I have lots of photos in albums and our grandchildren love looking through them when they visit. Not all of them have who they are written on them but I’m trying to do this as I remember my late dad telling me that I should say who they are and when they were taken. I don’t put photos of scenery alone in the albums as I don’t think they will be of much interest to anyone else.
I don’t think the younger generation bother with getting photos printed off, it’s a pity as who knows what technology will be like in the future, will they be able to see their photos?
My dad died at 61 so no photos of him at my age-72, but mum lived to 83 and stayed smart and quite trendy till the end. But looking at my grandparents pics they do look old fashioned, but I suppose fashions have changed a lot from their 70s.
I agree with writing on old family photos for the benefit of our children/grandchildren. When mum died I inherited boxes of photos and many were doubles of those I had ie.annual school ones So I decided to make up 4 albums dating way back to the 1960-70s
I gave my 4AC one each as a Xmas present. When they opened the gift there were tears all round. Well worth the effort.
Looking at a photo of my paternal grandfather in his youth I was taken aback as my 34 year old son is the image of him.
I’m 78. I have boxes of family photos which I treasure and which I love to look at and remember all the relatives and the times we had. I’m not sad, just grateful to have known such wonderful people.

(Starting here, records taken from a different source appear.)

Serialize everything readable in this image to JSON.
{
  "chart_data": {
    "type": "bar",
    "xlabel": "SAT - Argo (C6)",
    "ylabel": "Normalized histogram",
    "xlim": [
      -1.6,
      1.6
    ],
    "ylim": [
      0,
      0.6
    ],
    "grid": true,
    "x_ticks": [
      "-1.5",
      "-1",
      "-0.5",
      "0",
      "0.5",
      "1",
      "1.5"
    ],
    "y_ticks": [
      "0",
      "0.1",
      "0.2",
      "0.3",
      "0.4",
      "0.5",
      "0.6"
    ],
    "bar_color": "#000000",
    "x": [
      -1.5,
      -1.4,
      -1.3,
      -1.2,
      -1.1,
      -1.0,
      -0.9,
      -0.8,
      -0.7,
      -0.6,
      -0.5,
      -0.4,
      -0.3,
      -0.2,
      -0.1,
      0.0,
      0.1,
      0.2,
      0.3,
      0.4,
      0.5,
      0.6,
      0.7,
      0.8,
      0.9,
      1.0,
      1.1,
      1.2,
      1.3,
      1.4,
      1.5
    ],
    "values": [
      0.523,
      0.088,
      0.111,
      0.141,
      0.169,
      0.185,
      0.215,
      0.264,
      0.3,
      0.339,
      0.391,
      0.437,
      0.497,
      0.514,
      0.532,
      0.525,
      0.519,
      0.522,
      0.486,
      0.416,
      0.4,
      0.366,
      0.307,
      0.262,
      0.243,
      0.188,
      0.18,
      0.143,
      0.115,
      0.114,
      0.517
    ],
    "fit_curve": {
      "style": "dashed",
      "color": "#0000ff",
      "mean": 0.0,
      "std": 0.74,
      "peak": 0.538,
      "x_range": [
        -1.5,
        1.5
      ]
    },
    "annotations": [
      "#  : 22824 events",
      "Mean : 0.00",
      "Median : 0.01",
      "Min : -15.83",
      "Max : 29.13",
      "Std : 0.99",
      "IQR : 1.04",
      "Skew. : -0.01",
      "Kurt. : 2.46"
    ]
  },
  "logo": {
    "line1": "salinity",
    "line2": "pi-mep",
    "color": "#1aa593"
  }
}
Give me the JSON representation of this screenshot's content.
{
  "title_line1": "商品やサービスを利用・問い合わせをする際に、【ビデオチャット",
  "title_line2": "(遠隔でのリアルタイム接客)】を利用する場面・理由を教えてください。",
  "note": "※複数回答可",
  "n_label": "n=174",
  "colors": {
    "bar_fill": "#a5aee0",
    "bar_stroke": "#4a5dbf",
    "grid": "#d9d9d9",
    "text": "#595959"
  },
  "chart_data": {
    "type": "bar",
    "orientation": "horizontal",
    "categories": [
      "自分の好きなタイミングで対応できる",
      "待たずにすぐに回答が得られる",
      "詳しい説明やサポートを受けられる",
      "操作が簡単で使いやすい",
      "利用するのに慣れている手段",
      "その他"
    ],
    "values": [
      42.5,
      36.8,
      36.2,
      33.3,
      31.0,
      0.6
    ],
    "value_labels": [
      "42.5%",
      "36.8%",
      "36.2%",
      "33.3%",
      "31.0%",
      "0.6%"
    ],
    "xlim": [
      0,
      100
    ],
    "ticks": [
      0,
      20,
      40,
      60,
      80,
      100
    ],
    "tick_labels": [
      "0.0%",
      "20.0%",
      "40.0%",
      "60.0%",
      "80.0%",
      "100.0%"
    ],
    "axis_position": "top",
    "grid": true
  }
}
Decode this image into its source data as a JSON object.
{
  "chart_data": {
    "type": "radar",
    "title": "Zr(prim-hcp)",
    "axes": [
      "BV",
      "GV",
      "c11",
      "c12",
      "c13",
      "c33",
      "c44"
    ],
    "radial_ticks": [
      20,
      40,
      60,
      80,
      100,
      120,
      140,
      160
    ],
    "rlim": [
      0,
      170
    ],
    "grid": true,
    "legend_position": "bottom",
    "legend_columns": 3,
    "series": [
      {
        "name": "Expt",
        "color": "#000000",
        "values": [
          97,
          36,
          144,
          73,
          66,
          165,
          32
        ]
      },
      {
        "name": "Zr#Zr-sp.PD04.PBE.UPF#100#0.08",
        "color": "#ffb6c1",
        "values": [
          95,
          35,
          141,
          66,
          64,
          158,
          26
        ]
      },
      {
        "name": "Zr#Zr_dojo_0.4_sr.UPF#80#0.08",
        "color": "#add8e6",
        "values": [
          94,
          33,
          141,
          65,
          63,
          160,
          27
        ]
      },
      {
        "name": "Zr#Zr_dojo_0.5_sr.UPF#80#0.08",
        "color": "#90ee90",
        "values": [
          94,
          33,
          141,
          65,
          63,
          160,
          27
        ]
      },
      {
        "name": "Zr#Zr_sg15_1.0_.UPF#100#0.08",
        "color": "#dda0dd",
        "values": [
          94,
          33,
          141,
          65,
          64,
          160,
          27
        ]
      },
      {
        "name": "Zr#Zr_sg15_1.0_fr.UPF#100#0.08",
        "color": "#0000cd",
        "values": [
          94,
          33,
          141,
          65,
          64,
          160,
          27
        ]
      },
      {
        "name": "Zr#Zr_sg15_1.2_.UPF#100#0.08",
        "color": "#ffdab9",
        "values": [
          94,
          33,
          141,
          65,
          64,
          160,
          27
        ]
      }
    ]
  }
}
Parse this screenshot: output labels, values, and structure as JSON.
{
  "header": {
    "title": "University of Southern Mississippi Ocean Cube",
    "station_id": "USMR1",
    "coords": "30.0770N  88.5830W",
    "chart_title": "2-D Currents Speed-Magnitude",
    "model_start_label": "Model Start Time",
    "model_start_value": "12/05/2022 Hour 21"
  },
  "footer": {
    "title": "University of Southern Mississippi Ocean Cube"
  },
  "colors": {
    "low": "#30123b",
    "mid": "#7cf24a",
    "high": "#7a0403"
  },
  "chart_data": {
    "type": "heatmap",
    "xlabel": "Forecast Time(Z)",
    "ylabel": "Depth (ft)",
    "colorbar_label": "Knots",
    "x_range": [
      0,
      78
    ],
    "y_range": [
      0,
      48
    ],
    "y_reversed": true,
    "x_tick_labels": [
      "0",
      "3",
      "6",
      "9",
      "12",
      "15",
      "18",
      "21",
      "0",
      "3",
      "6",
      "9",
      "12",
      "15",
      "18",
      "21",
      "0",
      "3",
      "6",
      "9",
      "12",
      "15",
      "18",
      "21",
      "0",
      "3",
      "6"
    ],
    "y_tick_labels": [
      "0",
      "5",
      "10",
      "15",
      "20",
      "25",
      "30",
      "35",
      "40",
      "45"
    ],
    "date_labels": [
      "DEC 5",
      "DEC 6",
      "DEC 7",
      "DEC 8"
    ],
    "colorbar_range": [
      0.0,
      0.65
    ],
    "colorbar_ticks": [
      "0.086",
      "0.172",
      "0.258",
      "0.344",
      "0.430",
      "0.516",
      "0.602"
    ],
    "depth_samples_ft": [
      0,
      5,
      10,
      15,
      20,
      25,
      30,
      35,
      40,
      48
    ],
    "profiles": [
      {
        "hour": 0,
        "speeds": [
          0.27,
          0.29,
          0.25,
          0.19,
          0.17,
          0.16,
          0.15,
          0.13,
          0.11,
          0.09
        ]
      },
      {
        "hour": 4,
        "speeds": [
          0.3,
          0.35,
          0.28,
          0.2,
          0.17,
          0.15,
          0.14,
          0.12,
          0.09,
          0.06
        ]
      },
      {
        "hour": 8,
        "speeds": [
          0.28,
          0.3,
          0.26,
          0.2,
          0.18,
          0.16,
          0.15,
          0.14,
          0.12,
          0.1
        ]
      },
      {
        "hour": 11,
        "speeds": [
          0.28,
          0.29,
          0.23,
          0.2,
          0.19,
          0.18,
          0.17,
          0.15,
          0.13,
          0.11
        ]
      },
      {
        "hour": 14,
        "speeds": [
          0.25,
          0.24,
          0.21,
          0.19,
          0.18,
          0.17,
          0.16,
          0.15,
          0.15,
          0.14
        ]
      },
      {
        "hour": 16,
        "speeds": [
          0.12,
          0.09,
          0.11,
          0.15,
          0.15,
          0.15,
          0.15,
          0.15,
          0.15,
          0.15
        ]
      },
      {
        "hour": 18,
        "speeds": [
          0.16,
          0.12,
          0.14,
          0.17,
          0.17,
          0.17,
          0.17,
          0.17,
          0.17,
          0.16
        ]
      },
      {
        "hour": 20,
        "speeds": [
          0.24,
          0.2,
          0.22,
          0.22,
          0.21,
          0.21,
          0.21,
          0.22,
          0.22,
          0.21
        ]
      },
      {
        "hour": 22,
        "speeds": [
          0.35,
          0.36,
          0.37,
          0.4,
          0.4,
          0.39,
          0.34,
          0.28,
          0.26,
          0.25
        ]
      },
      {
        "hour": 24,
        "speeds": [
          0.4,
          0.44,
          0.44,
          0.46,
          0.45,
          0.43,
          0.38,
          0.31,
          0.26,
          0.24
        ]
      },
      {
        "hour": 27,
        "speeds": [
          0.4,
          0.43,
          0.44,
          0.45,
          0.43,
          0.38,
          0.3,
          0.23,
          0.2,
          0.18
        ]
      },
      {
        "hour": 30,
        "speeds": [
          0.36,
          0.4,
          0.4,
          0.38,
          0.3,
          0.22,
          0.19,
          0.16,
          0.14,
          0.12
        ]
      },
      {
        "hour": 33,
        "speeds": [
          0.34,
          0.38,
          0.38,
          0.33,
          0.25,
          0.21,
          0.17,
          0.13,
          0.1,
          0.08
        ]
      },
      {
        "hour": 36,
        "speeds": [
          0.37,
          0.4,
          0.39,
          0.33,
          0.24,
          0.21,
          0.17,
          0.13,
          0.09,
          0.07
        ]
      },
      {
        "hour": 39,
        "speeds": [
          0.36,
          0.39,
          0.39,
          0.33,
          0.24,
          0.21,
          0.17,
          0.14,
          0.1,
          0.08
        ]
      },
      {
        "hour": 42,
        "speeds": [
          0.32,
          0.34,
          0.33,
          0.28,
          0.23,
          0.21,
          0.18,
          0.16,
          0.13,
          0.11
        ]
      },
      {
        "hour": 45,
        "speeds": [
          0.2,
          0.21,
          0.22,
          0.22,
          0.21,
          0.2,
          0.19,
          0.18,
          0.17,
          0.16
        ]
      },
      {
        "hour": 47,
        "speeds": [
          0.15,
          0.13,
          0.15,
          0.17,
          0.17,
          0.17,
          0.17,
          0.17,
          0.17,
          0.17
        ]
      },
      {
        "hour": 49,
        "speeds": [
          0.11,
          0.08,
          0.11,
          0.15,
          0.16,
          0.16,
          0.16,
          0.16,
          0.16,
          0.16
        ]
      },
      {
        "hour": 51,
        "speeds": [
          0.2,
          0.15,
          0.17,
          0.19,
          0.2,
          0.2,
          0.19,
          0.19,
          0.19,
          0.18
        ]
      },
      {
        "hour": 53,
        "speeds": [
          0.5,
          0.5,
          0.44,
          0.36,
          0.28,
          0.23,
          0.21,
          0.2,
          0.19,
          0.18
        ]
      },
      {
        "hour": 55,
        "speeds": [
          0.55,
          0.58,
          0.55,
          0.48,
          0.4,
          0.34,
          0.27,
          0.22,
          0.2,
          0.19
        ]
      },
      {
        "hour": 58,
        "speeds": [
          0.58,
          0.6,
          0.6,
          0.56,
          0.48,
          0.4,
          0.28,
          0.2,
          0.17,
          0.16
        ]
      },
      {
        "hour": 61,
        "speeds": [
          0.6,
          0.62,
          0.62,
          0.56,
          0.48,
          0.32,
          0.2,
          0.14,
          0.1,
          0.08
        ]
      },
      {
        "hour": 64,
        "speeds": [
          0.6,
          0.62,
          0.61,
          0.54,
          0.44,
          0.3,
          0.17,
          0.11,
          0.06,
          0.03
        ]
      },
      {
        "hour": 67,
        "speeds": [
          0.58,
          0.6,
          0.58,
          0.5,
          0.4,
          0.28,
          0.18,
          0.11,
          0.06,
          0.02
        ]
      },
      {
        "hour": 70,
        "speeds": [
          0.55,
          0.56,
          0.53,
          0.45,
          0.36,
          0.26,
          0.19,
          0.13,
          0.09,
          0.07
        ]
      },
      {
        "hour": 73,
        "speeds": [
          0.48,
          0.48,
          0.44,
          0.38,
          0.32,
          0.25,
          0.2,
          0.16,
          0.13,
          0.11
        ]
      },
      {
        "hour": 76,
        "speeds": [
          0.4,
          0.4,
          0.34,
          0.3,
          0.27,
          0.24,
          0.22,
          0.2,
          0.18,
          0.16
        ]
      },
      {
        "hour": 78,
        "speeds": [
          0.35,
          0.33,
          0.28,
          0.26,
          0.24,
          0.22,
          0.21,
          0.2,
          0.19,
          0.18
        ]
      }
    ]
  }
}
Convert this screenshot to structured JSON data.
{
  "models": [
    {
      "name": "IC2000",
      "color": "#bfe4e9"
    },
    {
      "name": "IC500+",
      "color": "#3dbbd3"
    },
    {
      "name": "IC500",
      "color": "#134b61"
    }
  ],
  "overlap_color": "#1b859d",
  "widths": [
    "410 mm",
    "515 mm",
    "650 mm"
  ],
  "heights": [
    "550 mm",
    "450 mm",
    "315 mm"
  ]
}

I love looking through photo albums. I have loads as does my mother , she also wrote on the back of photos with names , dates and places . I now do as well . I have lots of photos in frames around the house . Tbh I prefer photos over ornaments and nik naks .
About once a year I have a blitz on my phone and upload them to a site like Snapfish and order prints which I put in photo albums. I also upload the photos onto my desktop incase I lose my phone .
As for the passing of time . I don’t really think about it .
foxie I could have written that - or, more precisely, I wish I had! I too am happier now than in younger days, when there was a lot of strife, much grief and some stressful times.
I haven't any photos of my paternal grandparents, plenty of my maternal side and some stepfather ones, going back to circa 1853! My parents had a war time wedding on Salisbury Plain in 1941, and apart from my maternal grandmother,nobody from either family went. There were reasons, but it's all a long time ago now and didn't end well in any respect. However, with the advent of the internet and after the death of my mother I have managed to get in touch with a member of my paternal family, and he has very kindly sent me some photos of the family. Strange feeling, looking at people who have a slight look of you!
It recently occurred to me that I I'll soon be the age my Gran was when she became a Gran -59 She looks much older than I do
When my mum died I found a family photo in her flat that I’d never seen before. Thankfully there was one family member who was still alive and she named most of the people for me. Otherwise I would never have known that the tubby guy with the huge moustache who looked as if he’d stepped out of the pages of Three Men in a Boat was called Harry Fido. It’s always important to write the name of people in pencil and not biro as it’s less damaging.
As an only child, I inherited boxes of my parents' black and white photos, about 50% of them of people I couldn't name. I invited my cousin for a long weekend and we spread out the photos all over the livingroom floor and went through them identifying people and labelling them. We ended up with just a handful we couldn't name.
I don't know if my children will be interested. They were only small when my Dad died and can barely remember him, but teenagers when Mum died .... but anyway, the photos will be there for them to do what they want with them.